A System of Analyzing Medical Errors to Improve GME Curricula and Programs

The report of the Institute of Medicine (IOM) To Err is Human recommended that both mandatory and voluntary event-reporting systems be established to identify and learn from errors. Because of the tight coupling of graduate medical education (GME) programs and the delivery of care, any event-reporting system used in a teaching hospital should be able to document the types of errors that are being made by graduate medical trainees (GTs). The authors performed an analysis of the root causes of events involving GTs that were recorded in hospital-based near-miss reporting systems. The root causes were classified using the Eindhoven Classification Model, medical version.
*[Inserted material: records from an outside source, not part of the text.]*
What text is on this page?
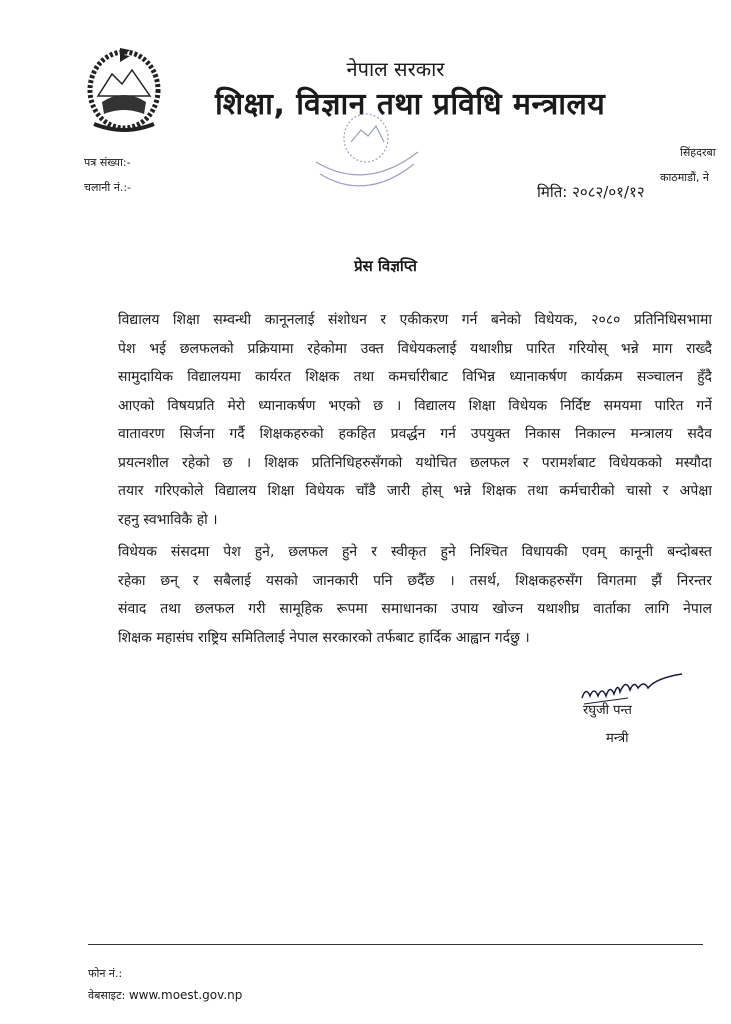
नेपाल सरकार
शिक्षा, विज्ञान तथा प्रविधि मन्त्रालय
पत्र संख्या:-
चलानी नं.:-
सिंहदरबा
काठमाडौं, ने
मिति: २०८२/०१/१२
प्रेस विज्ञप्ति
विद्यालय शिक्षा सम्वन्धी कानूनलाई संशोधन र एकीकरण गर्न बनेको विधेयक, २०८० प्रतिनिधिसभामा
पेश भई छलफलको प्रक्रियामा रहेकोमा उक्त विधेयकलाई यथाशीघ्र पारित गरियोस् भन्ने माग राख्दै
सामुदायिक विद्यालयमा कार्यरत शिक्षक तथा कमर्चारीबाट विभिन्न ध्यानाकर्षण कार्यक्रम सञ्चालन हुँदै
आएको विषयप्रति मेरो ध्यानाकर्षण भएको छ । विद्यालय शिक्षा विधेयक निर्दिष्ट समयमा पारित गर्ने
वातावरण सिर्जना गर्दै शिक्षकहरुको हकहित प्रवर्द्धन गर्न उपयुक्त निकास निकाल्न मन्त्रालय सदैव
प्रयत्नशील रहेको छ । शिक्षक प्रतिनिधिहरुसँगको यथोचित छलफल र परामर्शबाट विधेयकको मस्यौदा
तयार गरिएकोले विद्यालय शिक्षा विधेयक चाँडै जारी होस् भन्ने शिक्षक तथा कर्मचारीको चासो र अपेक्षा
रहनु स्वभाविकै हो ।
विधेयक संसदमा पेश हुने, छलफल हुने र स्वीकृत हुने निश्चित विधायकी एवम् कानूनी बन्दोबस्त
रहेका छन् र सबैलाई यसको जानकारी पनि छदैँछ । तसर्थ, शिक्षकहरुसँग विगतमा झैं निरन्तर
संवाद तथा छलफल गरी सामूहिक रूपमा समाधानका उपाय खोज्न यथाशीघ्र वार्ताका लागि नेपाल
शिक्षक महासंघ राष्ट्रिय समितिलाई नेपाल सरकारको तर्फबाट हार्दिक आह्वान गर्दछु ।
रघुजी पन्त
मन्त्री
फोन नं.:
वेबसाइट: www.moest.gov.np
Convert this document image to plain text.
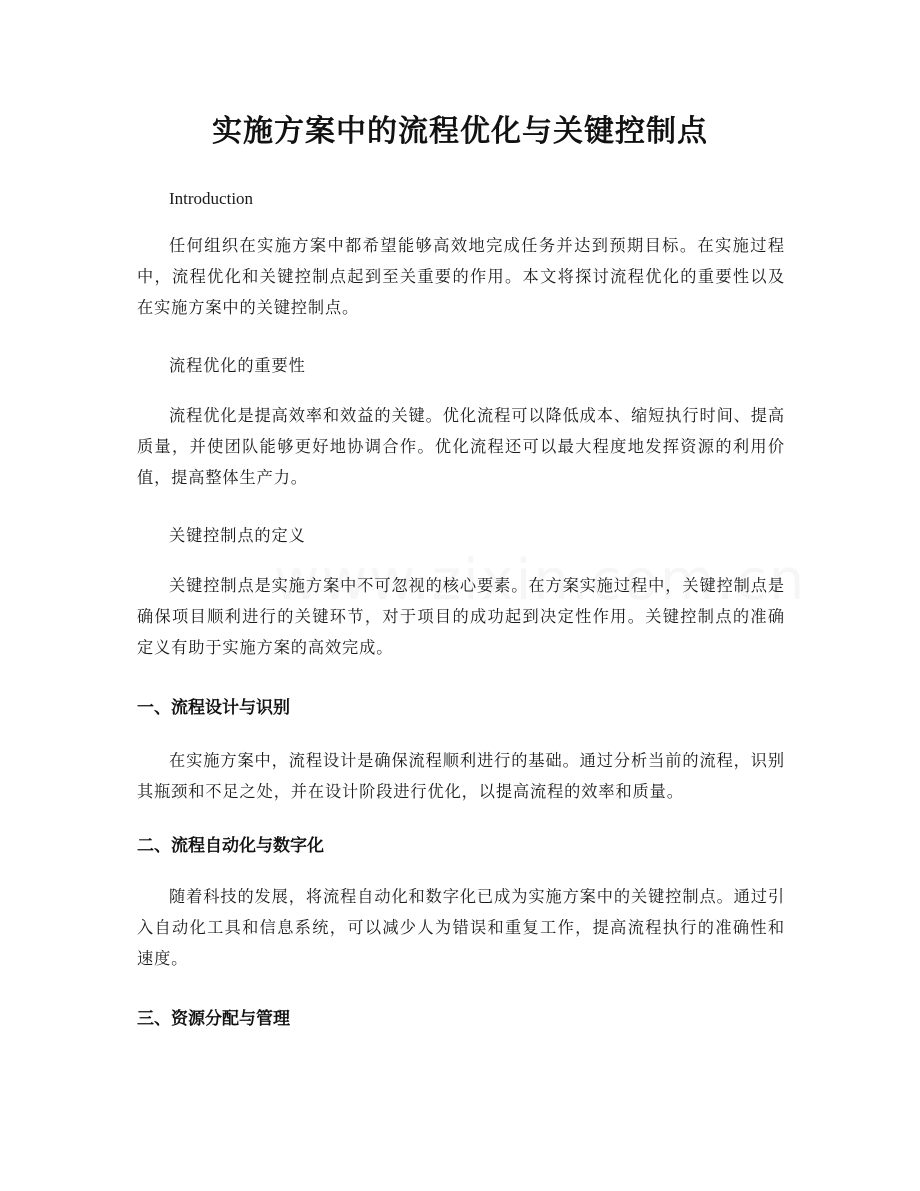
实施方案中的流程优化与关键控制点

Introduction

任何组织在实施方案中都希望能够高效地完成任务并达到预期目标。在实施过程中，流程优化和关键控制点起到至关重要的作用。本文将探讨流程优化的重要性以及在实施方案中的关键控制点。

流程优化的重要性

流程优化是提高效率和效益的关键。优化流程可以降低成本、缩短执行时间、提高质量，并使团队能够更好地协调合作。优化流程还可以最大程度地发挥资源的利用价值，提高整体生产力。

关键控制点的定义

关键控制点是实施方案中不可忽视的核心要素。在方案实施过程中，关键控制点是确保项目顺利进行的关键环节，对于项目的成功起到决定性作用。关键控制点的准确定义有助于实施方案的高效完成。

一、流程设计与识别

在实施方案中，流程设计是确保流程顺利进行的基础。通过分析当前的流程，识别其瓶颈和不足之处，并在设计阶段进行优化，以提高流程的效率和质量。

二、流程自动化与数字化

随着科技的发展，将流程自动化和数字化已成为实施方案中的关键控制点。通过引入自动化工具和信息系统，可以减少人为错误和重复工作，提高流程执行的准确性和速度。

三、资源分配与管理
Case histories of three separate events, one from an accident and emergency department in the United Kingdom, and two from a large teaching hospital in the United States, are used to illustrate the method. In all three cases, lack of knowledge on the part of the trainee contributed to the incident. Inadequate educational preparation had the potential for causing significant harm to the patient. Organizational causes were also present in each case, which illustrates the need to examine not only educational issues but also procedural and management issues related to GME. In each case, the analysis revealed in striking clarity deficiencies of educational content and problems of program structure. The authors conclude that doing a root-cause analysis in conjunction with a near-miss event-reporting system in a teaching hospital can be a valuable source of documented information to guide needed educational and system changes to GME programs.